In our world of increasing ecommerce spend, growing emphasis on corporate social responsibility, and customers’ desire for brands aligned with their values, businesses are challenged to ensure their sales strategies target the ideal customer while also prioritizing the longevity of that relationship. An increasingly prevalent metric to measure this customer experience (CX) strategy is Customer Lifetime Value (CLV).
We define CLV as the net profit attributed to a customer over the course of their affiliation with the brand.
You can use CLV to measure sales, marketing, CX efforts, and new technologies focused on elevating the customer experience.
This article describes three ways to improve Customer Lifetime Value.

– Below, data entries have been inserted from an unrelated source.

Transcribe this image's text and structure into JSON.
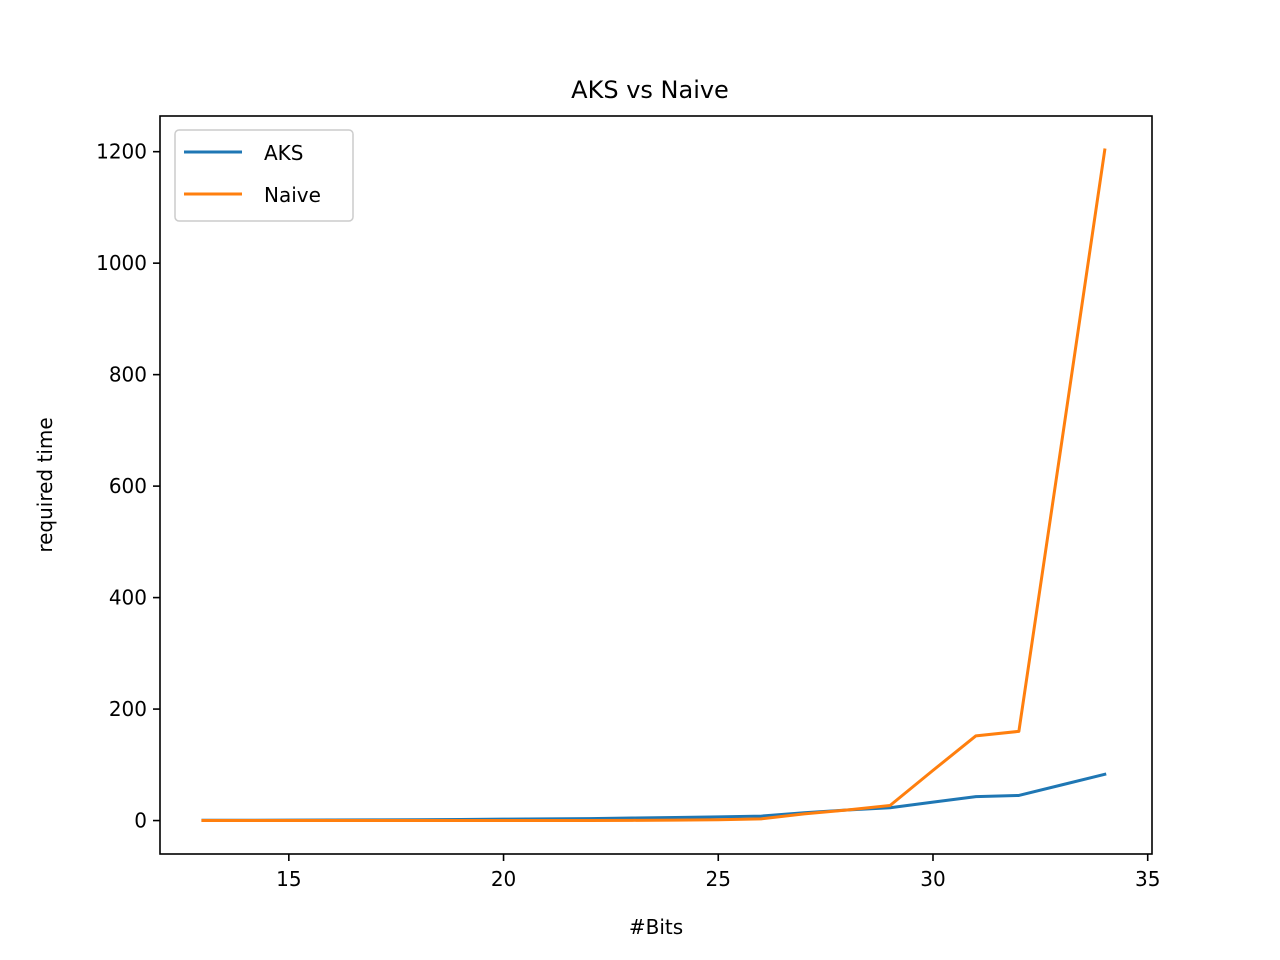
{
  "chart_data": {
    "type": "line",
    "title": "AKS vs Naive",
    "xlabel": "#Bits",
    "ylabel": "required time",
    "xlim": [
      12,
      35.1
    ],
    "ylim": [
      -60,
      1264
    ],
    "xticks": [
      15,
      20,
      25,
      30,
      35
    ],
    "yticks": [
      0,
      200,
      400,
      600,
      800,
      1000,
      1200
    ],
    "grid": false,
    "legend_position": "top-left",
    "series": [
      {
        "name": "AKS",
        "color": "#1f77b4",
        "x": [
          13,
          14,
          15,
          16,
          17,
          18,
          19,
          20,
          21,
          22,
          23,
          24,
          25,
          26,
          27,
          28,
          29,
          30,
          31,
          32,
          33,
          34
        ],
        "y": [
          0.5,
          0.6,
          0.8,
          1,
          1.2,
          1.5,
          2,
          2.5,
          3,
          3.5,
          4.5,
          5.5,
          6.5,
          8,
          14,
          19,
          23,
          33,
          43,
          45,
          64,
          83
        ]
      },
      {
        "name": "Naive",
        "color": "#ff7f0e",
        "x": [
          13,
          14,
          15,
          16,
          17,
          18,
          19,
          20,
          21,
          22,
          23,
          24,
          25,
          26,
          27,
          28,
          29,
          30,
          31,
          32,
          33,
          34
        ],
        "y": [
          0,
          0,
          0,
          0,
          0,
          0,
          0,
          0,
          0.1,
          0.2,
          0.4,
          0.8,
          1.5,
          3,
          12,
          19,
          27,
          90,
          152,
          160,
          680,
          1203
        ]
      }
    ]
  }
}
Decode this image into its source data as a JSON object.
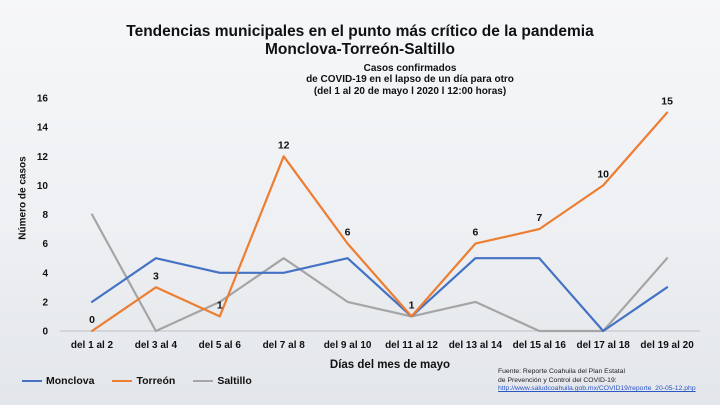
{
  "header": {
    "title_line1": "Tendencias municipales en el  punto más crítico de la pandemia",
    "title_line2": "Monclova-Torreón-Saltillo",
    "subtitle_line1": "Casos confirmados",
    "subtitle_line2": "de COVID-19 en el lapso de un día para otro",
    "subtitle_line3": "(del 1 al 20 de mayo l 2020 l 12:00 horas)"
  },
  "source": {
    "line1": "Fuente: Reporte Coahuila del Plan Estatal",
    "line2": "de Prevención y Control del COVID-19:",
    "link": "http://www.saludcoahuila.gob.mx/COVID19/reporte_20-05-12.php"
  },
  "chart_data": {
    "type": "line",
    "xlabel": "Días del mes de mayo",
    "ylabel": "Número de casos",
    "ylim": [
      0,
      16
    ],
    "yticks": [
      0,
      2,
      4,
      6,
      8,
      10,
      12,
      14,
      16
    ],
    "grid": false,
    "legend_position": "bottom-left",
    "categories": [
      "del 1 al 2",
      "del 3 al 4",
      "del 5 al 6",
      "del 7 al 8",
      "del 9 al 10",
      "del 11 al 12",
      "del 13 al 14",
      "del 15 al 16",
      "del 17 al 18",
      "del 19 al 20"
    ],
    "series": [
      {
        "name": "Monclova",
        "color": "#4472c4",
        "values": [
          2,
          5,
          4,
          4,
          5,
          1,
          5,
          5,
          0,
          3
        ],
        "labeled": false
      },
      {
        "name": "Torreón",
        "color": "#ed7d31",
        "values": [
          0,
          3,
          1,
          12,
          6,
          1,
          6,
          7,
          10,
          15
        ],
        "labeled": true
      },
      {
        "name": "Saltillo",
        "color": "#a5a5a5",
        "values": [
          8,
          0,
          2,
          5,
          2,
          1,
          2,
          0,
          0,
          5
        ],
        "labeled": false
      }
    ]
  }
}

Three Ways for Companies to Increase CLV
1. Segment and Personalize
Using data, such as customer experience analytics, to create a holistic view of your customer base is the first step to creating an effective retention strategy and increase customer value. By accurately capturing information around one-time vs. repeat buyers, channel usage, and cross-selling propensity, your customer base can be segmented to discover the most high value customers.
A study by Consumer Intelligence Research Partners found that the average annual spend of Amazon Prime subscribers was 2x higher than non-Prime shoppers. Amazon prioritizes this segment with new benefits like video services and Whole Foods discounts, all while increasing the membership price without losing these valuable customers. In addition to aiding retention, segmentation enables businesses to target the customers with the highest likelihood to buy, thus lowering the average acquisition cost and potentially increasing average purchase value.

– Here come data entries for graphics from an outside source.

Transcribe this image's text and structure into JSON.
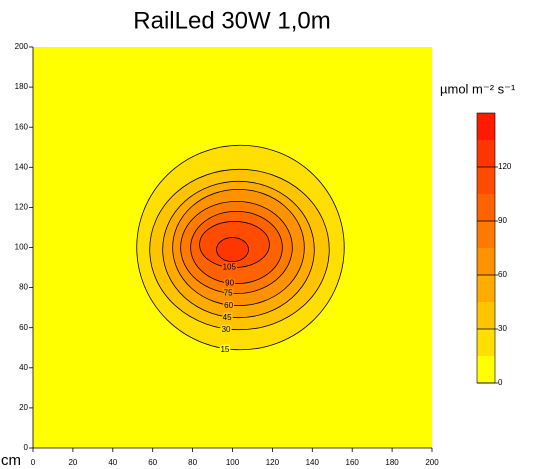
{
  "chart_data": {
    "type": "contour",
    "title": "RailLed 30W 1,0m",
    "x_label": "cm",
    "xlim": [
      0,
      200
    ],
    "xticks": [
      0,
      20,
      40,
      60,
      80,
      100,
      120,
      140,
      160,
      180,
      200
    ],
    "ylim": [
      0,
      200
    ],
    "yticks": [
      0,
      20,
      40,
      60,
      80,
      100,
      120,
      140,
      160,
      180,
      200
    ],
    "colorbar_label": "µmol m⁻² s⁻¹",
    "levels": [
      0,
      15,
      30,
      45,
      60,
      75,
      90,
      105,
      120,
      135,
      150
    ],
    "colors": [
      "#ffff00",
      "#ffdf00",
      "#ffc400",
      "#ffab00",
      "#ff9200",
      "#ff7a00",
      "#ff6200",
      "#ff4c00",
      "#ff3600",
      "#ff1a00"
    ],
    "colorbar_ticks": [
      0,
      30,
      60,
      90,
      120
    ],
    "contours": [
      {
        "level": 15,
        "cx": 104,
        "cy": 100,
        "rx": 52,
        "ry": 51
      },
      {
        "level": 30,
        "cx": 103.5,
        "cy": 99,
        "rx": 45,
        "ry": 40
      },
      {
        "level": 45,
        "cx": 103,
        "cy": 99,
        "rx": 38,
        "ry": 34
      },
      {
        "level": 60,
        "cx": 103,
        "cy": 100,
        "rx": 33,
        "ry": 29
      },
      {
        "level": 75,
        "cx": 102,
        "cy": 100,
        "rx": 28,
        "ry": 23
      },
      {
        "level": 90,
        "cx": 102,
        "cy": 100,
        "rx": 23,
        "ry": 18
      },
      {
        "level": 105,
        "cx": 101,
        "cy": 101.5,
        "rx": 17.5,
        "ry": 11.5
      },
      {
        "level": 120,
        "cx": 100,
        "cy": 99,
        "rx": 8,
        "ry": 6
      }
    ],
    "contour_labels": [
      15,
      30,
      45,
      60,
      75,
      90,
      105
    ]
  }
}
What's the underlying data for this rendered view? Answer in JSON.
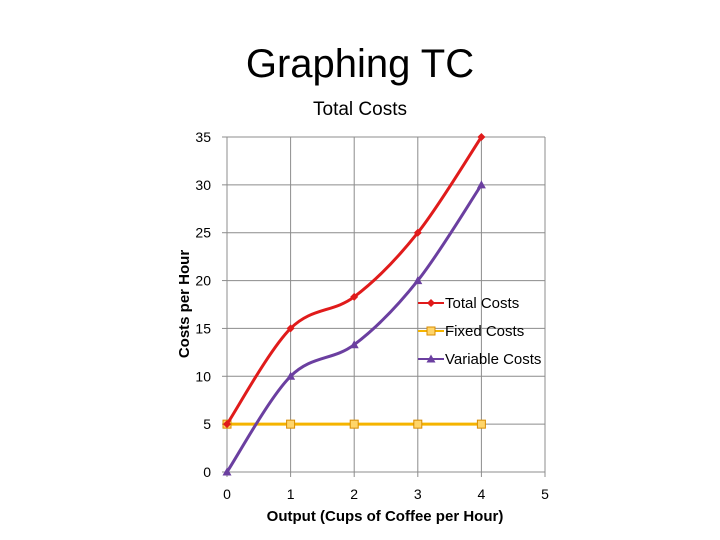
{
  "slide": {
    "title": "Graphing TC"
  },
  "chart_data": {
    "type": "line",
    "title": "Total Costs",
    "xlabel": "Output (Cups of Coffee per Hour)",
    "ylabel": "Costs per Hour",
    "xlim": [
      0,
      5
    ],
    "ylim": [
      0,
      35
    ],
    "x_ticks": [
      0,
      1,
      2,
      3,
      4,
      5
    ],
    "y_ticks": [
      0,
      5,
      10,
      15,
      20,
      25,
      30,
      35
    ],
    "grid": true,
    "legend_position": "right",
    "x": [
      0,
      1,
      2,
      3,
      4
    ],
    "series": [
      {
        "name": "Total Costs",
        "values": [
          5,
          15,
          18.3,
          25,
          35
        ],
        "color": "#e01b1b",
        "marker": "diamond"
      },
      {
        "name": "Fixed Costs",
        "values": [
          5,
          5,
          5,
          5,
          5
        ],
        "color": "#f5b400",
        "marker": "square"
      },
      {
        "name": "Variable Costs",
        "values": [
          0,
          10,
          13.3,
          20,
          30
        ],
        "color": "#6b3fa0",
        "marker": "triangle"
      }
    ]
  }
}
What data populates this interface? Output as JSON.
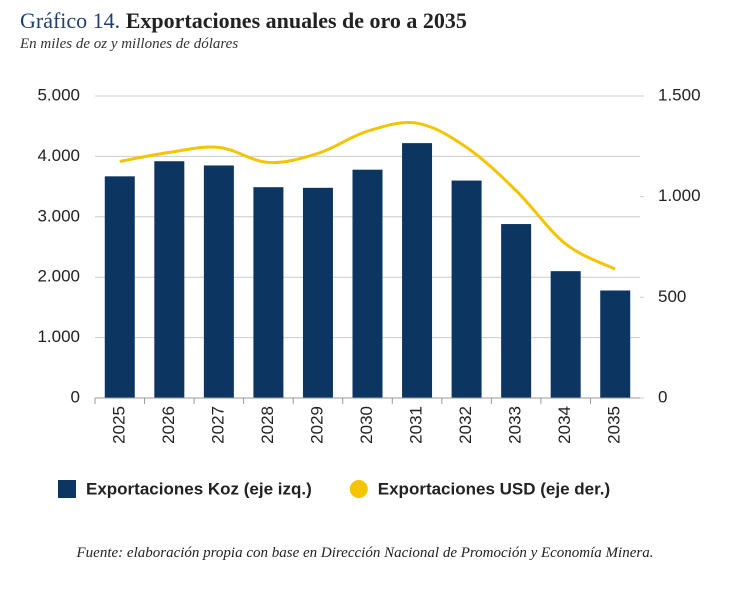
{
  "chart_data": {
    "type": "bar_line",
    "title_label": "Gráfico 14.",
    "title": "Exportaciones anuales de oro a 2035",
    "subtitle": "En miles de oz y millones de dólares",
    "source": "Fuente: elaboración propia con base en Dirección Nacional de Promoción y Economía Minera.",
    "categories": [
      "2025",
      "2026",
      "2027",
      "2028",
      "2029",
      "2030",
      "2031",
      "2032",
      "2033",
      "2034",
      "2035"
    ],
    "series": [
      {
        "name": "Exportaciones Koz (eje izq.)",
        "type": "bar",
        "color": "#0d3561",
        "values": [
          3670,
          3920,
          3850,
          3490,
          3480,
          3780,
          4220,
          3600,
          2880,
          2100,
          1780
        ]
      },
      {
        "name": "Exportaciones USD (eje der.)",
        "type": "line",
        "axis": "y2",
        "color": "#f5c400",
        "values": [
          1175,
          1220,
          1245,
          1170,
          1215,
          1325,
          1365,
          1245,
          1030,
          765,
          640
        ]
      }
    ],
    "ylim": [
      0,
      5000
    ],
    "yticks": [
      0,
      {
        "value": 1000,
        "label": "1.000"
      },
      {
        "value": 2000,
        "label": "2.000"
      },
      {
        "value": 3000,
        "label": "3.000"
      },
      {
        "value": 4000,
        "label": "4.000"
      },
      {
        "value": 5000,
        "label": "5.000"
      }
    ],
    "y2lim": [
      0,
      1500
    ],
    "y2ticks": [
      0,
      500,
      {
        "value": 1000,
        "label": "1.000"
      },
      {
        "value": 1500,
        "label": "1.500"
      }
    ],
    "grid": true
  }
}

Takeaway: Data is the first step in devising methods to meet the needs of your customer segments and developing customer lifetime value strategies.
2. Customer Engagement
The second way to drive CLV is by focusing on customer engagement strategies. With customers able to research and select alternate options with a few clicks of a mouse, the onus is on an organization to design positive experiences from the marketing campaign all the way through using the product or service. Building on the foundation of using data to segment the customer pool, you can apply the following techniques to increase retention rate and annual purchases, thereby improving their customer lifetime value:
- Prioritize digital and unstructured channel offerings including chat bots, Apple business chat or SMS, and social media
- Reward loyal customers with personalized recommendations for new products and offers
- Create knowledge sharing options for customers to interact including posing and answering questions
Takeaway: Enhance the customer desire to interact with your brand.

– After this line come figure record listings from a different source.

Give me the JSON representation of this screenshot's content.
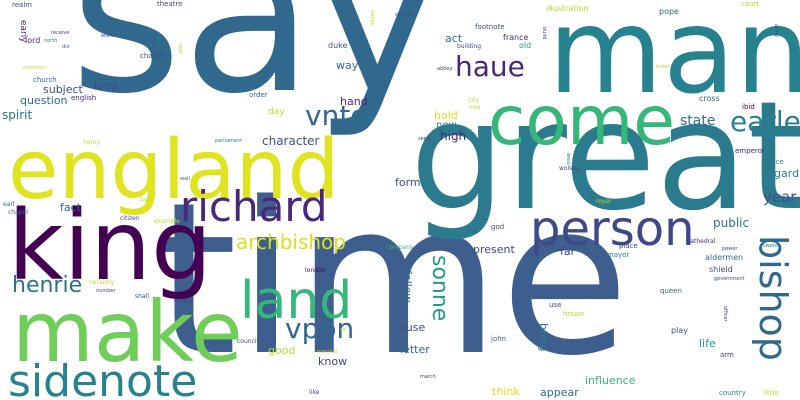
{
  "palette": {
    "dark_purple": "#440154",
    "indigo": "#482878",
    "slate_blue": "#3e4989",
    "steel_blue": "#31688e",
    "teal_blue": "#26828e",
    "teal": "#1f9e89",
    "green": "#35b779",
    "light_green": "#6ece58",
    "lime": "#b5de2b",
    "yellow": "#e0e420"
  },
  "words": [
    {
      "text": "say",
      "color": "#31688e",
      "orientation": "horizontal"
    },
    {
      "text": "time",
      "color": "#3e5f8e",
      "orientation": "horizontal"
    },
    {
      "text": "great",
      "color": "#2c7a8e",
      "orientation": "horizontal"
    },
    {
      "text": "man",
      "color": "#26828e",
      "orientation": "horizontal"
    },
    {
      "text": "england",
      "color": "#e0e420",
      "orientation": "horizontal"
    },
    {
      "text": "king",
      "color": "#440154",
      "orientation": "horizontal"
    },
    {
      "text": "make",
      "color": "#6ece58",
      "orientation": "horizontal"
    },
    {
      "text": "come",
      "color": "#35b779",
      "orientation": "horizontal"
    },
    {
      "text": "land",
      "color": "#35b779",
      "orientation": "horizontal"
    },
    {
      "text": "sidenote",
      "color": "#26828e",
      "orientation": "horizontal"
    },
    {
      "text": "person",
      "color": "#3e4989",
      "orientation": "horizontal"
    },
    {
      "text": "richard",
      "color": "#482878",
      "orientation": "horizontal"
    },
    {
      "text": "bishop",
      "color": "#31688e",
      "orientation": "vertical"
    },
    {
      "text": "vnto",
      "color": "#31688e",
      "orientation": "horizontal"
    },
    {
      "text": "vpon",
      "color": "#31688e",
      "orientation": "horizontal"
    },
    {
      "text": "haue",
      "color": "#482878",
      "orientation": "horizontal"
    },
    {
      "text": "earle",
      "color": "#26828e",
      "orientation": "horizontal"
    },
    {
      "text": "henrie",
      "color": "#2c728e",
      "orientation": "horizontal"
    },
    {
      "text": "archbishop",
      "color": "#d8e219",
      "orientation": "horizontal"
    },
    {
      "text": "sonne",
      "color": "#1f9e89",
      "orientation": "vertical"
    },
    {
      "text": "state",
      "color": "#2c728e",
      "orientation": "horizontal"
    },
    {
      "text": "year",
      "color": "#3b528b",
      "orientation": "horizontal"
    },
    {
      "text": "public",
      "color": "#2c728e",
      "orientation": "horizontal"
    },
    {
      "text": "character",
      "color": "#3b528b",
      "orientation": "horizontal"
    },
    {
      "text": "high",
      "color": "#482878",
      "orientation": "horizontal"
    },
    {
      "text": "hold",
      "color": "#d8e219",
      "orientation": "horizontal"
    },
    {
      "text": "new",
      "color": "#26828e",
      "orientation": "horizontal"
    },
    {
      "text": "spirit",
      "color": "#2c728e",
      "orientation": "horizontal"
    },
    {
      "text": "subject",
      "color": "#3e4989",
      "orientation": "horizontal"
    },
    {
      "text": "question",
      "color": "#31688e",
      "orientation": "horizontal"
    },
    {
      "text": "long",
      "color": "#3e4989",
      "orientation": "horizontal"
    },
    {
      "text": "fact",
      "color": "#31688e",
      "orientation": "horizontal"
    },
    {
      "text": "regard",
      "color": "#26828e",
      "orientation": "horizontal"
    },
    {
      "text": "present",
      "color": "#3e4989",
      "orientation": "horizontal"
    },
    {
      "text": "cause",
      "color": "#3b528b",
      "orientation": "horizontal"
    },
    {
      "text": "letter",
      "color": "#31688e",
      "orientation": "horizontal"
    },
    {
      "text": "life",
      "color": "#1f9e89",
      "orientation": "horizontal"
    },
    {
      "text": "form",
      "color": "#3e4989",
      "orientation": "horizontal"
    },
    {
      "text": "far",
      "color": "#3e4989",
      "orientation": "horizontal"
    },
    {
      "text": "appear",
      "color": "#31688e",
      "orientation": "horizontal"
    },
    {
      "text": "think",
      "color": "#d8e219",
      "orientation": "horizontal"
    },
    {
      "text": "influence",
      "color": "#35b779",
      "orientation": "horizontal"
    },
    {
      "text": "bring",
      "color": "#26828e",
      "orientation": "vertical"
    },
    {
      "text": "follow",
      "color": "#31688e",
      "orientation": "vertical"
    },
    {
      "text": "good",
      "color": "#b5de2b",
      "orientation": "horizontal"
    },
    {
      "text": "know",
      "color": "#3e4989",
      "orientation": "horizontal"
    },
    {
      "text": "hand",
      "color": "#482878",
      "orientation": "horizontal"
    },
    {
      "text": "way",
      "color": "#31688e",
      "orientation": "horizontal"
    },
    {
      "text": "act",
      "color": "#31688e",
      "orientation": "horizontal"
    },
    {
      "text": "day",
      "color": "#b5de2b",
      "orientation": "horizontal"
    },
    {
      "text": "old",
      "color": "#1f9e89",
      "orientation": "horizontal"
    },
    {
      "text": "france",
      "color": "#482878",
      "orientation": "horizontal"
    },
    {
      "text": "duke",
      "color": "#3b528b",
      "orientation": "horizontal"
    },
    {
      "text": "order",
      "color": "#31688e",
      "orientation": "horizontal"
    },
    {
      "text": "english",
      "color": "#482878",
      "orientation": "horizontal"
    },
    {
      "text": "church",
      "color": "#31688e",
      "orientation": "horizontal"
    },
    {
      "text": "early",
      "color": "#482878",
      "orientation": "vertical"
    },
    {
      "text": "lord",
      "color": "#482878",
      "orientation": "horizontal"
    },
    {
      "text": "pope",
      "color": "#31688e",
      "orientation": "horizontal"
    },
    {
      "text": "emperor",
      "color": "#482878",
      "orientation": "horizontal"
    },
    {
      "text": "prince",
      "color": "#26828e",
      "orientation": "horizontal"
    },
    {
      "text": "cross",
      "color": "#31688e",
      "orientation": "horizontal"
    },
    {
      "text": "ibid",
      "color": "#440154",
      "orientation": "horizontal"
    },
    {
      "text": "queen",
      "color": "#31688e",
      "orientation": "horizontal"
    },
    {
      "text": "aldermen",
      "color": "#31688e",
      "orientation": "horizontal"
    },
    {
      "text": "shield",
      "color": "#3e4989",
      "orientation": "horizontal"
    },
    {
      "text": "mayor",
      "color": "#26828e",
      "orientation": "horizontal"
    },
    {
      "text": "place",
      "color": "#3e4989",
      "orientation": "horizontal"
    },
    {
      "text": "cathedral",
      "color": "#482878",
      "orientation": "horizontal"
    },
    {
      "text": "play",
      "color": "#3e4989",
      "orientation": "horizontal"
    },
    {
      "text": "arm",
      "color": "#3e4989",
      "orientation": "horizontal"
    },
    {
      "text": "country",
      "color": "#26828e",
      "orientation": "horizontal"
    },
    {
      "text": "little",
      "color": "#b5de2b",
      "orientation": "horizontal"
    },
    {
      "text": "use",
      "color": "#3e4989",
      "orientation": "horizontal"
    },
    {
      "text": "house",
      "color": "#b5de2b",
      "orientation": "horizontal"
    },
    {
      "text": "john",
      "color": "#31688e",
      "orientation": "horizontal"
    },
    {
      "text": "god",
      "color": "#3e4989",
      "orientation": "horizontal"
    },
    {
      "text": "company",
      "color": "#35b779",
      "orientation": "horizontal"
    },
    {
      "text": "royal",
      "color": "#b5de2b",
      "orientation": "horizontal"
    },
    {
      "text": "wolsey",
      "color": "#3e4989",
      "orientation": "horizontal"
    },
    {
      "text": "london",
      "color": "#440154",
      "orientation": "horizontal"
    },
    {
      "text": "council",
      "color": "#3e4989",
      "orientation": "horizontal"
    },
    {
      "text": "citizen",
      "color": "#3e4989",
      "orientation": "horizontal"
    },
    {
      "text": "example",
      "color": "#b5de2b",
      "orientation": "horizontal"
    },
    {
      "text": "lion",
      "color": "#b5de2b",
      "orientation": "horizontal"
    },
    {
      "text": "earl",
      "color": "#31688e",
      "orientation": "horizontal"
    },
    {
      "text": "chapel",
      "color": "#31688e",
      "orientation": "horizontal"
    },
    {
      "text": "heraldry",
      "color": "#b5de2b",
      "orientation": "horizontal"
    },
    {
      "text": "shall",
      "color": "#3e4989",
      "orientation": "horizontal"
    },
    {
      "text": "number",
      "color": "#3e4989",
      "orientation": "horizontal"
    },
    {
      "text": "general",
      "color": "#3e4989",
      "orientation": "horizontal"
    },
    {
      "text": "sir",
      "color": "#b5de2b",
      "orientation": "horizontal"
    },
    {
      "text": "marshal",
      "color": "#b5de2b",
      "orientation": "horizontal"
    },
    {
      "text": "march",
      "color": "#3e4989",
      "orientation": "horizontal"
    },
    {
      "text": "like",
      "color": "#3e4989",
      "orientation": "horizontal"
    },
    {
      "text": "parliament",
      "color": "#26828e",
      "orientation": "horizontal"
    },
    {
      "text": "henry",
      "color": "#b5de2b",
      "orientation": "horizontal"
    },
    {
      "text": "wall",
      "color": "#31688e",
      "orientation": "horizontal"
    },
    {
      "text": "send",
      "color": "#3e4989",
      "orientation": "horizontal"
    },
    {
      "text": "south",
      "color": "#26828e",
      "orientation": "horizontal"
    },
    {
      "text": "city",
      "color": "#b5de2b",
      "orientation": "horizontal"
    },
    {
      "text": "time",
      "color": "#b5de2b",
      "orientation": "horizontal"
    },
    {
      "text": "abbey",
      "color": "#3e4989",
      "orientation": "horizontal"
    },
    {
      "text": "building",
      "color": "#3e4989",
      "orientation": "horizontal"
    },
    {
      "text": "footnote",
      "color": "#3e4989",
      "orientation": "horizontal"
    },
    {
      "text": "illustration",
      "color": "#b5de2b",
      "orientation": "horizontal"
    },
    {
      "text": "court",
      "color": "#b5de2b",
      "orientation": "horizontal"
    },
    {
      "text": "theatre",
      "color": "#3e4989",
      "orientation": "horizontal"
    },
    {
      "text": "century",
      "color": "#3e4989",
      "orientation": "horizontal"
    },
    {
      "text": "badge",
      "color": "#b5de2b",
      "orientation": "vertical"
    },
    {
      "text": "realm",
      "color": "#3e4989",
      "orientation": "horizontal"
    },
    {
      "text": "receive",
      "color": "#3e4989",
      "orientation": "horizontal"
    },
    {
      "text": "north",
      "color": "#26828e",
      "orientation": "horizontal"
    },
    {
      "text": "die",
      "color": "#26828e",
      "orientation": "horizontal"
    },
    {
      "text": "work",
      "color": "#3e4989",
      "orientation": "horizontal"
    },
    {
      "text": "charge",
      "color": "#3e4989",
      "orientation": "horizontal"
    },
    {
      "text": "crest",
      "color": "#26828e",
      "orientation": "vertical"
    },
    {
      "text": "seal",
      "color": "#b5de2b",
      "orientation": "vertical"
    },
    {
      "text": "common",
      "color": "#b5de2b",
      "orientation": "horizontal"
    },
    {
      "text": "build",
      "color": "#3e4989",
      "orientation": "vertical"
    },
    {
      "text": "army",
      "color": "#3e4989",
      "orientation": "vertical"
    },
    {
      "text": "tower",
      "color": "#b5de2b",
      "orientation": "horizontal"
    },
    {
      "text": "west",
      "color": "#26828e",
      "orientation": "vertical"
    },
    {
      "text": "government",
      "color": "#3e4989",
      "orientation": "horizontal"
    },
    {
      "text": "officer",
      "color": "#3e4989",
      "orientation": "vertical"
    },
    {
      "text": "power",
      "color": "#3e4989",
      "orientation": "horizontal"
    },
    {
      "text": "sword",
      "color": "#26828e",
      "orientation": "horizontal"
    }
  ]
}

3. Reduce Fallout in the Customer Journey
A third method to drive retention is to continuously monitor the points where your customers disengage through customer journey mapping. Losing clients directly impacts profit margin through renewed acquisition efforts and increased costs. Furthermore, brand loyalists require less spend to remain engaged.
Evaluating the customer journey includes collecting and documenting any complaints at each point of interaction. For example, a critical interaction point is when your customers seek to pay for goods or services. If they find this activity to be difficult or abrasive, they may abandon their cart and stop the purchase. Instead, you want to ensure this step in the journey is easy and the customer leaves feeling satisfied and with growing anticipation to consume your goods or services.
Takeaway: Commit to a company-wide culture of serving the customer by solving journey pain points.